"... Cette analyse progressive suit la nouvelle, découpant le signifiant, c'est-à-dire le texte matériel, le suivant tel qu'il se suit lui-même. Chaque unité de lecture - ou
lexie - correspond en gros à une phrase, quelquefois un peu plus, quelquefois un peu moins. Le découpage peut rester arbitraire, purement empirique, sans implications théoriques, dans la mesure où le signifiant ne fait pas ici problème pour lui-même. On se trouve en effet, avec Balzac, dans une littérature du signifié, qui possède un sens, ou des sens, et permet donc de découper le signifiant en visant des signifiés.
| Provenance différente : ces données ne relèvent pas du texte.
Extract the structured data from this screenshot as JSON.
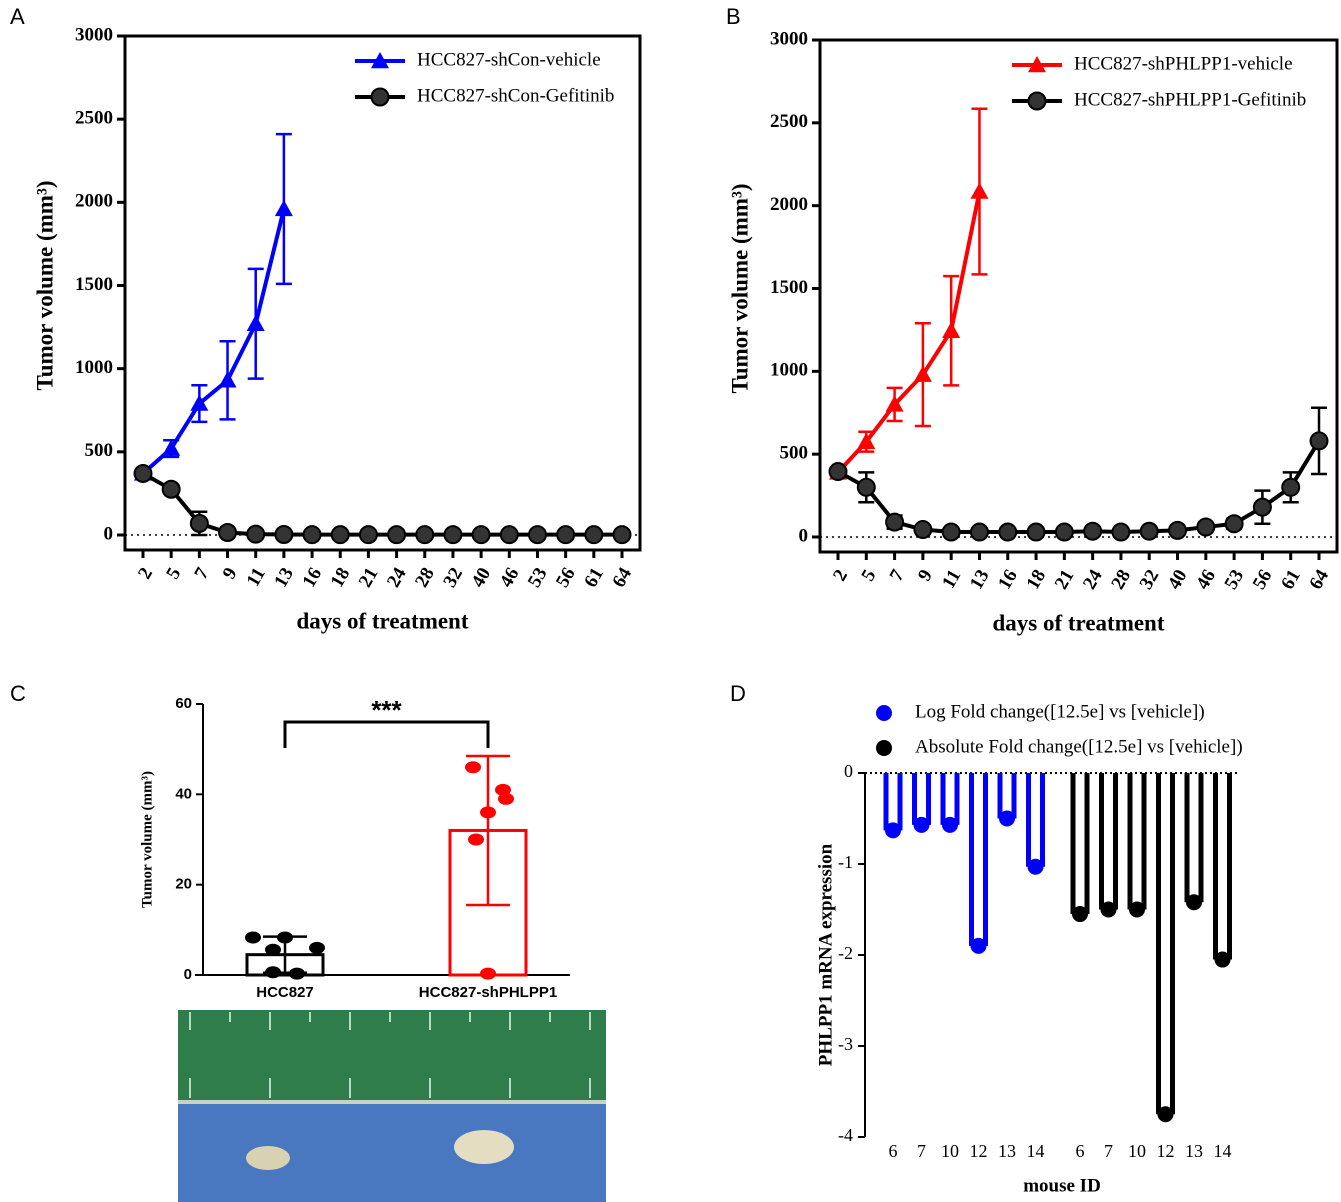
{
  "chart_data": [
    {
      "panel": "A",
      "type": "line",
      "xlabel": "days of treatment",
      "ylabel": "Tumor volume (mm³)",
      "categories": [
        "2",
        "5",
        "7",
        "9",
        "11",
        "13",
        "16",
        "18",
        "21",
        "24",
        "28",
        "32",
        "40",
        "46",
        "53",
        "56",
        "61",
        "64"
      ],
      "ylim": [
        0,
        3000
      ],
      "yticks": [
        0,
        500,
        1000,
        1500,
        2000,
        2500,
        3000
      ],
      "legend": "upper right",
      "series": [
        {
          "name": "HCC827-shCon-vehicle",
          "color": "#0000ff",
          "marker": "triangle",
          "values": [
            370,
            520,
            790,
            930,
            1270,
            1960,
            null,
            null,
            null,
            null,
            null,
            null,
            null,
            null,
            null,
            null,
            null,
            null
          ],
          "errors": [
            20,
            50,
            110,
            235,
            330,
            450,
            null,
            null,
            null,
            null,
            null,
            null,
            null,
            null,
            null,
            null,
            null,
            null
          ]
        },
        {
          "name": "HCC827-shCon-Gefitinib",
          "color": "#000000",
          "marker": "circle",
          "values": [
            370,
            275,
            70,
            15,
            5,
            3,
            2,
            2,
            2,
            2,
            2,
            2,
            2,
            2,
            2,
            2,
            2,
            2
          ],
          "errors": [
            20,
            25,
            70,
            12,
            5,
            3,
            2,
            2,
            2,
            2,
            2,
            2,
            2,
            2,
            2,
            2,
            2,
            2
          ]
        }
      ]
    },
    {
      "panel": "B",
      "type": "line",
      "xlabel": "days of treatment",
      "ylabel": "Tumor volume (mm³)",
      "categories": [
        "2",
        "5",
        "7",
        "9",
        "11",
        "13",
        "16",
        "18",
        "21",
        "24",
        "28",
        "32",
        "40",
        "46",
        "53",
        "56",
        "61",
        "64"
      ],
      "ylim": [
        0,
        3000
      ],
      "yticks": [
        0,
        500,
        1000,
        1500,
        2000,
        2500,
        3000
      ],
      "legend": "upper right",
      "series": [
        {
          "name": "HCC827-shPHLPP1-vehicle",
          "color": "#ff0000",
          "marker": "triangle",
          "values": [
            390,
            575,
            800,
            980,
            1245,
            2085,
            null,
            null,
            null,
            null,
            null,
            null,
            null,
            null,
            null,
            null,
            null,
            null
          ],
          "errors": [
            20,
            60,
            100,
            310,
            330,
            500,
            null,
            null,
            null,
            null,
            null,
            null,
            null,
            null,
            null,
            null,
            null,
            null
          ]
        },
        {
          "name": "HCC827-shPHLPP1-Gefitinib",
          "color": "#000000",
          "marker": "circle",
          "values": [
            395,
            300,
            90,
            45,
            30,
            30,
            30,
            30,
            30,
            35,
            30,
            35,
            40,
            60,
            80,
            180,
            300,
            580
          ],
          "errors": [
            25,
            90,
            40,
            10,
            5,
            5,
            5,
            5,
            5,
            5,
            5,
            5,
            10,
            10,
            30,
            100,
            90,
            200
          ]
        }
      ]
    },
    {
      "panel": "C",
      "type": "bar",
      "ylabel": "Tumor volume (mm³)",
      "annotation": "***",
      "categories": [
        "HCC827",
        "HCC827-shPHLPP1"
      ],
      "values": [
        4.5,
        32
      ],
      "errors": [
        4,
        16.5
      ],
      "colors": [
        "#000000",
        "#ff0000"
      ],
      "points": [
        [
          8.3,
          8.3,
          6,
          5.6,
          0.6,
          0.3
        ],
        [
          46,
          41,
          39,
          36,
          30,
          0.3
        ]
      ],
      "ylim": [
        0,
        60
      ],
      "yticks": [
        0,
        20,
        40,
        60
      ]
    },
    {
      "panel": "D",
      "type": "lollipop",
      "xlabel": "mouse ID",
      "ylabel": "PHLPP1 mRNA expression",
      "categories": [
        "6",
        "7",
        "10",
        "12",
        "13",
        "14"
      ],
      "ylim": [
        -4,
        0
      ],
      "yticks": [
        0,
        -1,
        -2,
        -3,
        -4
      ],
      "legend": "upper left",
      "series": [
        {
          "name": "Log Fold change([12.5e] vs [vehicle])",
          "color": "#0000ff",
          "values": [
            -0.63,
            -0.57,
            -0.57,
            -1.9,
            -0.5,
            -1.03
          ]
        },
        {
          "name": "Absolute Fold change([12.5e] vs [vehicle])",
          "color": "#000000",
          "values": [
            -1.55,
            -1.5,
            -1.5,
            -3.75,
            -1.42,
            -2.05
          ]
        }
      ]
    }
  ]
}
La découpe a pour fonction essentielle de délimiter des unités à travers lesquelles passe un nombre raisonnable de sens: un, deux, trois, quatre sens. Car, si on découpait par paragraphe, on perdrait des articulations, qu'il faudrait par conséquent réintroduire au coeur de ces unités larges, au risque d'avoir chaque fois trop de sens;"
Extrait de
Sur S/Z et L'Empire des signes, entretien donné aux Lettres françaises le 20 mai 1970
Qu'on permette ce commentaire en raccourci: le découpage en
lexies reste la seule méthode valable en traduction des lettres chinoises, qui ne connaissent pas la phrase ou plus exactement, où les phrases d'origine n'offrent aucun moule où couler les phrases d'arrivée. Par conséquent, la méthode barthésienne de dégagement des lexies, illustrée avec esprit de système dans S/Z, possède une valeur pratique éminente dans l'ingénierie du sens et de la traduction; se voulant en effet manière de lecture sémantique, elle doit logiquement déboucher sur une libération de la syntaxe de la langue l'arrivée. Elle permet, ou devrait permettre de la part de ceux qui devraient en user, de donner en traduction du chinois des textes français démoulés de leur gangue orientaliste a-syntaxique, savoir de leur apparente platitude originelle. Son usage, son concept offrent à tout le moins la possibilité d'un premier pas décisif dans cette direction.